The nationalist message of Starmer’s speech is truly abysmal. It should stand as a warning to others about the brain-rotting consequences of the “progressive patriotism” pill, pushed by the likes of the Morning Star and Paul Embery. On the face of it, it’s just another dismal iteration of the key theme in Starmer’s leadership – daubing on the Union Jack face-paint and saying “British” over and over to win back the Red Wall.

Starmer tells a series of absurd lies: that the UK was “the first country in the world to get the vaccine” (Russia and China were first); that Britain got the vaccine because of “the brilliance of our scientists” (all currently-available vaccines were the result of large-scale international co-operation); that Britain can be the first in the world to vaccinate a lot of its citizens (Israel is far ahead here).

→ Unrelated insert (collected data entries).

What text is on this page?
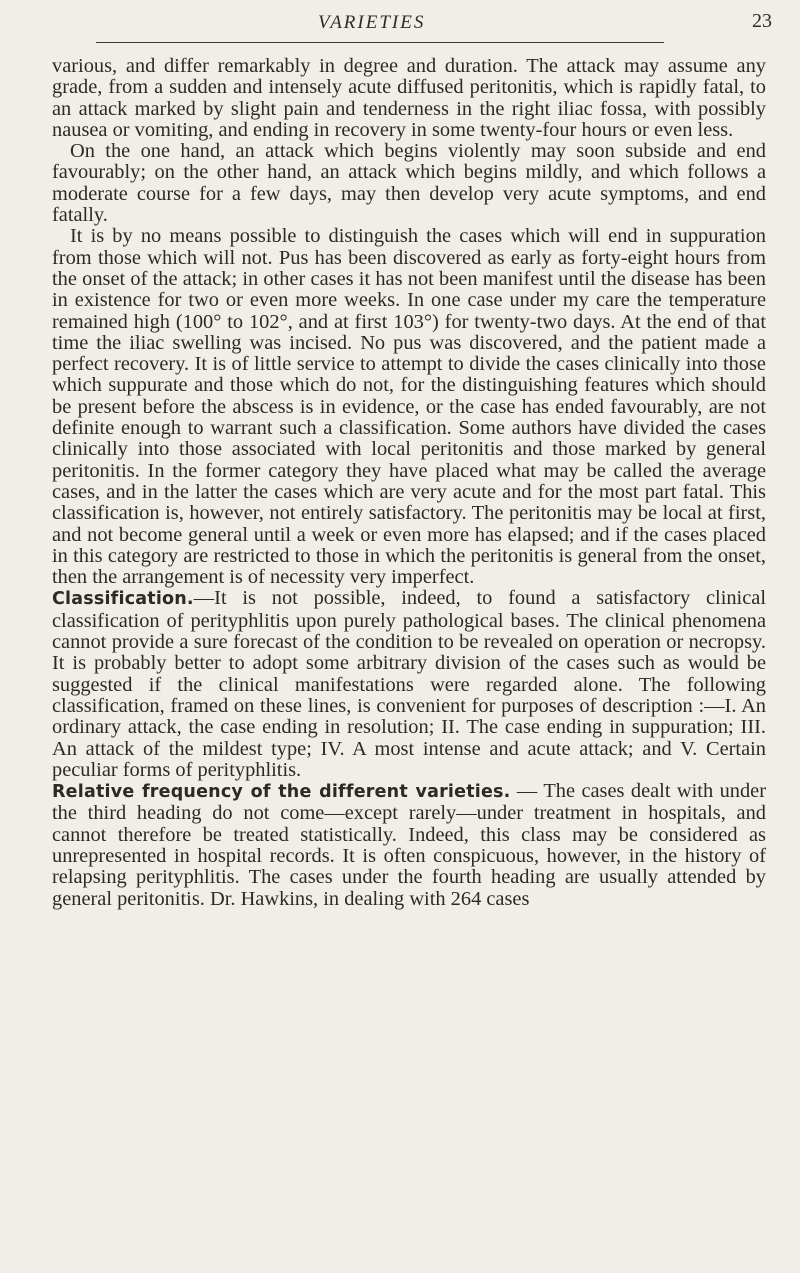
VARIETIES	23

various, and differ remarkably in degree and duration. The attack may assume any grade, from a sudden and intensely acute diffused peritonitis, which is rapidly fatal, to an attack marked by slight pain and tenderness in the right iliac fossa, with possibly nausea or vomiting, and ending in recovery in some twenty-four hours or even less.

On the one hand, an attack which begins violently may soon subside and end favourably; on the other hand, an attack which begins mildly, and which follows a moderate course for a few days, may then develop very acute symptoms, and end fatally.

It is by no means possible to distinguish the cases which will end in suppuration from those which will not. Pus has been discovered as early as forty-eight hours from the onset of the attack; in other cases it has not been manifest until the disease has been in existence for two or even more weeks. In one case under my care the temperature remained high (100° to 102°, and at first 103°) for twenty-two days. At the end of that time the iliac swelling was incised. No pus was discovered, and the patient made a perfect recovery. It is of little service to attempt to divide the cases clinically into those which suppurate and those which do not, for the distinguishing features which should be present before the abscess is in evidence, or the case has ended favourably, are not definite enough to warrant such a classification. Some authors have divided the cases clinically into those associated with local peritonitis and those marked by general peritonitis. In the former category they have placed what may be called the average cases, and in the latter the cases which are very acute and for the most part fatal. This classification is, however, not entirely satisfactory. The peritonitis may be local at first, and not become general until a week or even more has elapsed; and if the cases placed in this category are restricted to those in which the peritonitis is general from the onset, then the arrangement is of necessity very imperfect.

Classification.—It is not possible, indeed, to found a satisfactory clinical classification of perityphlitis upon purely pathological bases. The clinical phenomena cannot provide a sure forecast of the condition to be revealed on operation or necropsy. It is probably better to adopt some arbitrary division of the cases such as would be suggested if the clinical manifestations were regarded alone. The following classification, framed on these lines, is convenient for purposes of description :—I. An ordinary attack, the case ending in resolution; II. The case ending in suppuration; III. An attack of the mildest type; IV. A most intense and acute attack; and V. Certain peculiar forms of perityphlitis.

Relative frequency of the different varieties. — The cases dealt with under the third heading do not come—except rarely—under treatment in hospitals, and cannot therefore be treated statistically. Indeed, this class may be considered as unrepresented in hospital records. It is often conspicuous, however, in the history of relapsing perityphlitis. The cases under the fourth heading are usually attended by general peritonitis. Dr. Hawkins, in dealing with 264 cases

But besides the clownishness and falsehoods, Starmer’s underlying point here is grotty and immoral. We are supposed to glory in national pride and feel good about ourselves if people in this country get the vaccine before people in, say, Iraq or Greece? What kind of slimeball would get off on that? Who does this creep take us for?

The labour movement should not lay down its arms. Equality, social solidarity, money for the sick, relief for the unemployed or those self-isolating, are all urgent preconditions for controlling the virus.

The workers’ movement doesn’t need a focus-group-driven clown show: it needs a political voice that loudly champions its struggles and describes a working-class, socialist answer to the crisis of the pandemic.